Bryce Harper returned to the lineup after pulling himself out of Sunday’s game in the seventh inning with lower-back stiffness. But he went 0-for-4 with three strikeouts, one of which came on a dirt-diving splitter from Nationals starter Anibal Sanchez with the tying run in scoring position in the fifth inning.

Harper said his back has nagged him for a while. It acts up more when he’s standing in the outfield or when he begins to uncoil to swing and has to stop. But he also wasn’t about to use his injury as an excuse for the considerable drop-off in his production since the season’s first month.

“I think the biggest thing for my swing right now is I’m swinging at balls out of the zone and not hitting the ones in the zone,” Harper said. “I’m not going to blame it on my back or anything like that. If I can square a baseball up, then I can square a baseball up.”

The Phillies have lost back-to-back starts made by Wheeler, who became the first pitcher in franchise history to allow three runs or less in each of his first 10 starts with the team, according to the Elias Sports Bureau. He’s slated to pitch the penultimate game of the season on Saturday at Tampa Bay, with Nola lined up to start the first game of Tuesday’s doubleheader and the season finale Sunday.

In an ideal world, the Phillies hoped to clinch a playoff spot before Sunday and save Nola for Game 1 of the best-of-three wild-card playoff series. Instead, the race likely will go right down to the wire.

Wheeler threw a season-high 113 pitches in only 5⅔ innings. He gave up one first-inning run on an RBI single by Asdrubal Cabrera and another when catcher Andrew Knapp’s throw on Brock Holt’s steal of second base skipped into center field.

Otherwise, Wheeler overcame control difficulties — an improvement that he credited to a between-innings adjustment of his mechanics — to give the Phillies a chance, at least until reliever Blake Parker gave up two runs in the seventh inning.

The Phillies went 0-for-4 with runners in scoring position. They left eight men on base. And they scored their run on a balk, of all things, by Sanchez with two out in the fifth inning.

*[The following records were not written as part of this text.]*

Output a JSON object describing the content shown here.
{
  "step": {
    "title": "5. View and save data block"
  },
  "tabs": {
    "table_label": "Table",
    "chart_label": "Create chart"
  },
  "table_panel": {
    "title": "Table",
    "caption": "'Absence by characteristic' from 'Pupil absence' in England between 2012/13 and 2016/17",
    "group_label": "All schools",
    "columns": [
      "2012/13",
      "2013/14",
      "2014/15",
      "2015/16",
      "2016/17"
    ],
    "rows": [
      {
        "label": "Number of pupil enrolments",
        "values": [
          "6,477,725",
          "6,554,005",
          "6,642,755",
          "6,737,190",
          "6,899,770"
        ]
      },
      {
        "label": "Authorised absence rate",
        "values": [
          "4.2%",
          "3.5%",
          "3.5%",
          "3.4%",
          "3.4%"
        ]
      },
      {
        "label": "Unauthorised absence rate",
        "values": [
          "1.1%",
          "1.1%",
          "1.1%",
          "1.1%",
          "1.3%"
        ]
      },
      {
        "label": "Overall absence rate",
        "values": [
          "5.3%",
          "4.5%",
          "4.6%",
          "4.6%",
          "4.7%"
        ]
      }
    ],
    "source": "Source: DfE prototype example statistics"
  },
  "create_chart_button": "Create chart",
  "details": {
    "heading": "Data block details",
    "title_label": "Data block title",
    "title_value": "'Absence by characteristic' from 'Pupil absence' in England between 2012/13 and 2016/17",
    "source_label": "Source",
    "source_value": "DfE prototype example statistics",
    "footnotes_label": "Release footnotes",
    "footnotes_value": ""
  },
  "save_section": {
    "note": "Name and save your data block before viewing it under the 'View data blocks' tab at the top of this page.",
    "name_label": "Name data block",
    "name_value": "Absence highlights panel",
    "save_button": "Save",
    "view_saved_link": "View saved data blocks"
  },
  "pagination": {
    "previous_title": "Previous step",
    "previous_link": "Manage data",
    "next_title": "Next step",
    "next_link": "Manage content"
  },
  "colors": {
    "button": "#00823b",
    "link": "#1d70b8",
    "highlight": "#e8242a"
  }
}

Wheeler, meanwhile, had retired nine consecutive batters and 13 of 15 when he went back out for the bottom of the sixth. But he gave up back-to-back singles to Cabrera and Holt and Luis Garcia’s one-out tapper in front of the mound that drove home Cabrera to stretch the margin to 3-1.

The Nationals effectively put the game away in the seventh. Holt stroked an RBI single the other way to left field, where Mickey Moniak’s throw sailed past third base, skipped out of play, and enabled Cabrera to score.

“We need to win these games down the stretch. Every game counts,” Wheeler said. “I wish tonight was a different outcome. I wish I could’ve started us off on a better foot. But we’ve got Aaron out there tomorrow, and hopefully we can start reeling off some games here.”